Wednesday, February 19, 2020

Mr. Kitty Carlisle


Another of the movies I recently watched that's available on DVD courtesy of the Warner Archive is Act One.

The movie is based on the memoir by celebrated playwright Moss Hart (played here by George Hamilton), a man I first knew of as the late husband of To Tell the Truth panelist Kitty Carlisle Hart and her pearls, because I was the right age to see that show and not any of Hart's plays. (Kitty is not a character in the movie, for the record.) Obviously, later on I learned about Hart and his plays such as You Can't Take It With You which were wildly successful both on the stage and the screen.

But Act One tells the story of Hart before he became famous, or at least part of the story. (Hart died before he could write an Act Two.) The action starts in September 1929, when Hart is in his mid 20s. He had dreams of making it as a writer, and wrote several plays of the sort he thought a serious playwright like Eugene O'Neill would have written. His agent Maxwell (Sam Levene) and his friend Joe Hyman (Jack Klugman) both like the plays, but they also know that dramas won't sell as they're a dime a dozen. If you want to hit it big, you have to write a comedy.

Mossy doesn't know what to write about, and comedy is hard, anyway. But he reads an article in Variety about how the advent of talking pictures has caused all sorts of upheaval in Hollywood. So he thinks he can write a comedy about the behind-the-scenes part of the stage and movies. Eventually, he finishes it, and even gets an appointment with Broadway producer Warren Stone (Eli Wallach). Stone makes Moss wait days for that appointment, and then sits on the play for weeks.

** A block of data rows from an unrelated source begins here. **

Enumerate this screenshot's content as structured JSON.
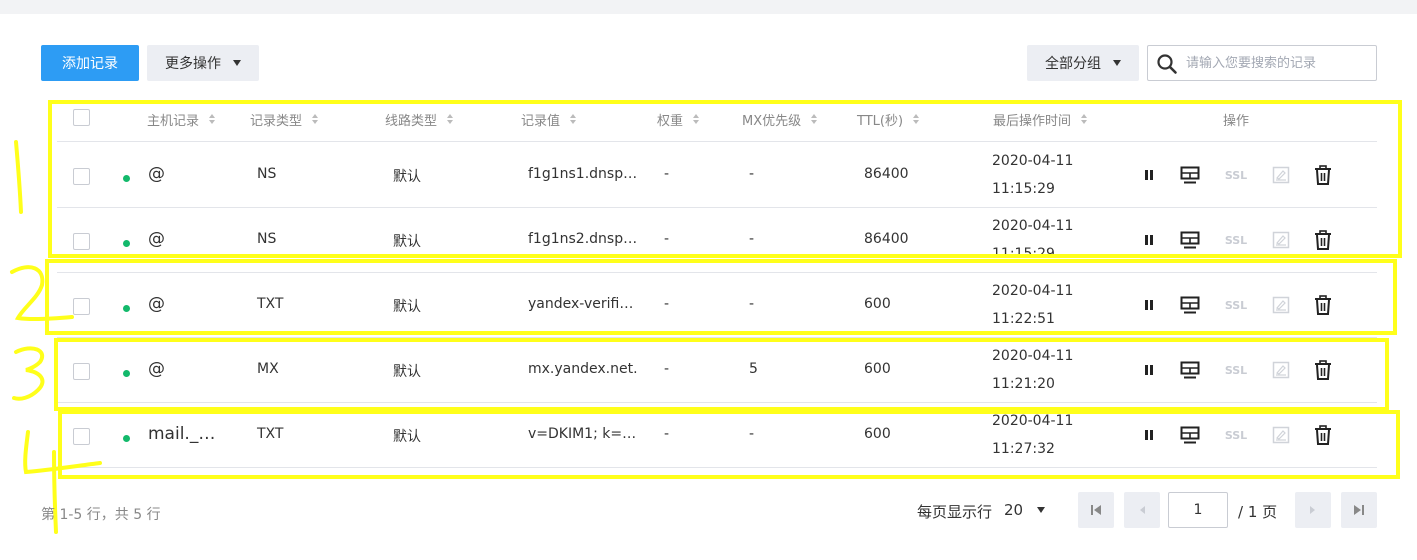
{
  "toolbar": {
    "add_label": "添加记录",
    "more_label": "更多操作",
    "group_label": "全部分组",
    "search_placeholder": "请输入您要搜索的记录"
  },
  "columns": {
    "host": "主机记录",
    "type": "记录类型",
    "line": "线路类型",
    "value": "记录值",
    "weight": "权重",
    "mx": "MX优先级",
    "ttl": "TTL(秒)",
    "time": "最后操作时间",
    "actions": "操作"
  },
  "rows": [
    {
      "host": "@",
      "type": "NS",
      "line": "默认",
      "value": "f1g1ns1.dnsp…",
      "weight": "-",
      "mx": "-",
      "ttl": "86400",
      "date": "2020-04-11",
      "clock": "11:15:29"
    },
    {
      "host": "@",
      "type": "NS",
      "line": "默认",
      "value": "f1g1ns2.dnsp…",
      "weight": "-",
      "mx": "-",
      "ttl": "86400",
      "date": "2020-04-11",
      "clock": "11:15:29"
    },
    {
      "host": "@",
      "type": "TXT",
      "line": "默认",
      "value": "yandex-verifi…",
      "weight": "-",
      "mx": "-",
      "ttl": "600",
      "date": "2020-04-11",
      "clock": "11:22:51"
    },
    {
      "host": "@",
      "type": "MX",
      "line": "默认",
      "value": "mx.yandex.net.",
      "weight": "-",
      "mx": "5",
      "ttl": "600",
      "date": "2020-04-11",
      "clock": "11:21:20"
    },
    {
      "host": "mail._…",
      "type": "TXT",
      "line": "默认",
      "value": "v=DKIM1; k=r…",
      "weight": "-",
      "mx": "-",
      "ttl": "600",
      "date": "2020-04-11",
      "clock": "11:27:32"
    }
  ],
  "action_labels": {
    "ssl": "SSL"
  },
  "icons": {
    "pause": "pause-icon",
    "monitor": "monitor-icon",
    "ssl": "ssl-icon",
    "note": "note-icon",
    "delete": "trash-icon",
    "search": "search-icon"
  },
  "footer": {
    "summary": "第 1-5 行，共 5 行",
    "per_page_label": "每页显示行",
    "per_page_value": "20",
    "page_value": "1",
    "page_total": "/ 1 页"
  },
  "colors": {
    "primary": "#2d9cf4",
    "status_dot": "#13b96b",
    "highlight": "#ffff1a"
  }
}
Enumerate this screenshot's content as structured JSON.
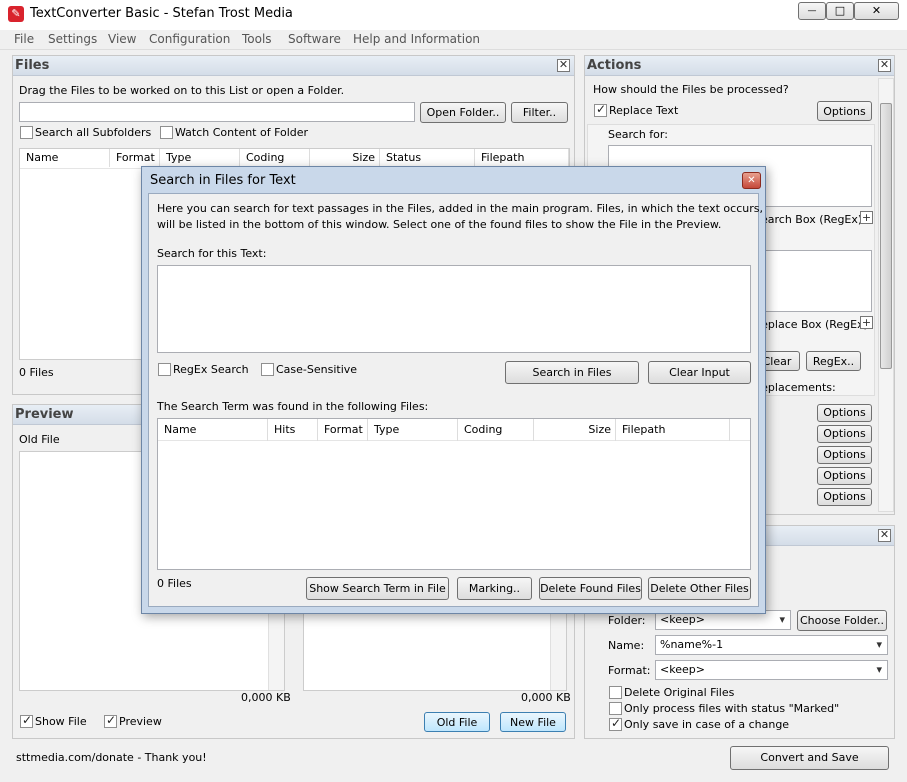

In the meantime, one of his friends knows another producer, Harris, and Harris is able to get Moss a meeting with the already successful playwright George S. Kaufman (Jason Robards, who was still using the "Jr." in his name at this point in his career). Now, we know that Kaufman and Hart went on to write You Can't Take It With You, so we know it will ultimately become a successful partnership, but the movie ends before the big successes.

Kaufman reads the play, and likes the idea, but also knows that as it is, it's going to die on the stage because it just isn't funny enough. So he tells Moss that they're going to have to rewrite the whole darn thing. And even then, it's still not a sure thing that the play is going to become a success....

I haven't read the book on which the movie was based, but the reviews of the movie I've read from people who have read the book say that a lot was lost in the translation from page to screen. I don't have nearly as low an opinion as some of these reviewers, but I can understand why people might consider it a disappointment. The movie is OK as far as it goes, but there's always the feeling that there could be something more here. This is probably most notable at a tea party where Moss meets most of the Algonquin Round Table, but that's all we see of those celebrated wits.

Robards comes off best as Kaufman, and there are some interesting faces with recurring roles as Moss' friends who meet at a deli as a sort of round table of their own. There's future game show host Bert Convy as Archie Leach (yes, that Archie Leach, and surprisingly there's a plot point about his going to Paramount in Hollywood -- Act One was distributed by Warner Bros.). A young George Segal plays the friend who gets Moss the meeting with Kaufman, and David Doyle, a man I only knew from reruns of Match Game which mentioned he was a star Charlie's Angels, plays the last member of the group of friends.

You could do worse than Act One, but you could also do better. Still, I'd say it's worth a watch.